ATMs usually only dispense in $20 increments, suggesting the $20 bill is the $1 bill of today’s economy, so why not $10, $5 and $2 coins? Not sure what they would/could be made of, but at least they could buy things. Why produce anything less than a quarter at today’s prices? That’s what I find weird. Like, shouldn’t the cent have ended when vending machines stopped taking them at the latest?
And don’t get me wrong, I’d rather see purchasing power restored to our existing monetary system over time than to abandon low-denominations wholesale, if only because cents and nickels are the only old coins remaining in circulation for new collectors to find.
I would still argue that there are no coins to be found from circulation because, aside from the rarest errors found only recently by cent collectors that have populations of less than five or even only one, there are no clad coins that have any numismatic premium in circulated grades.
And even with silver issues, one typically has to go prior to 1941 before finding coins with value in excess of their silver content in circulated grades.
It’s even hard to learn grading using circulated moderns because, despite their age, cents show little wear after 1940; nickels, after 1970; dimes, after 1980; and quarters, after 1990. The oldest state quarters are nearly 20 years old now, halfway through the typically cited 40-year circulation life, and yet 1999 issues still typically show little to no wear. The bounty of moderns makes certain aspects of collecting easy while making others quite difficult.

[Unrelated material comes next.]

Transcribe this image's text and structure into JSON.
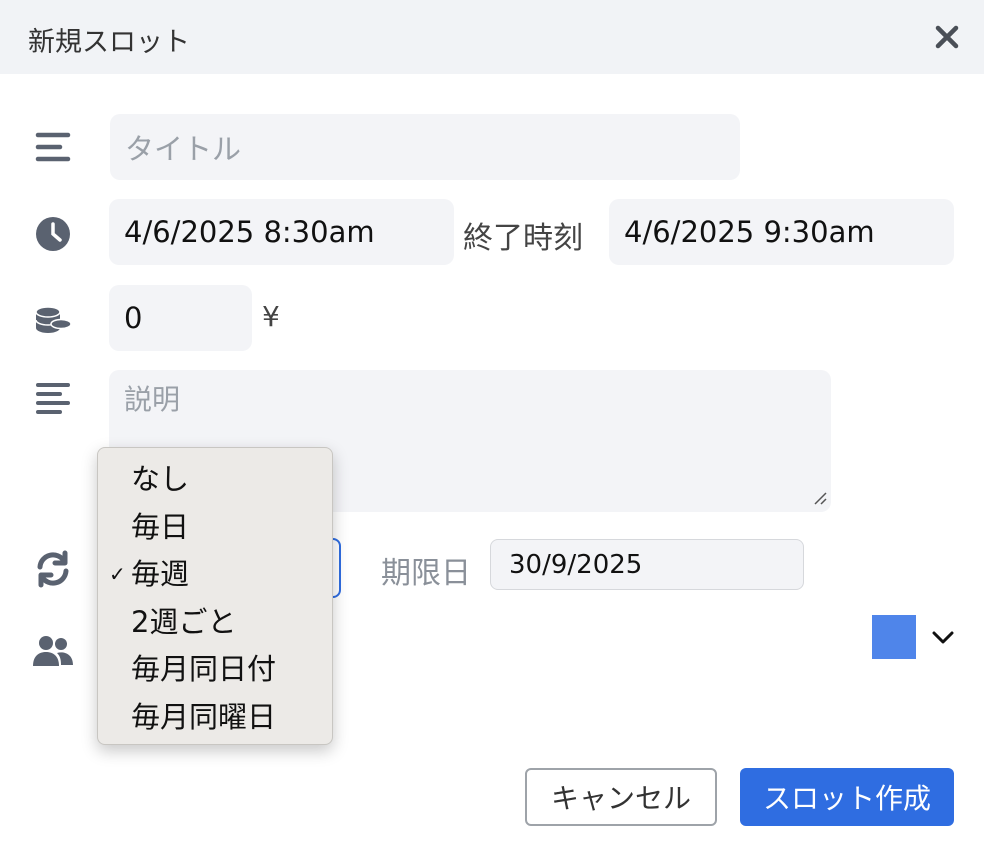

It’s a shame our (paper) money still uses the same portraiture and vignette line-up. I suppose the United States missed a grand opportunity to fully redesign all its currency for the Bicentennial. Even if it only went halfway by changing the vignettes on the reverse to reflect major moments in U.S. history (like the flag-raising on Iwo Jima), or national pride (like the Moon landing), that would’ve been nice. Is there anyone left alive with a living memory of currency using different portraits/vignettes? It’s sad that such resistance to change (the same with our coin designs) has set so firmly into our national consciousness.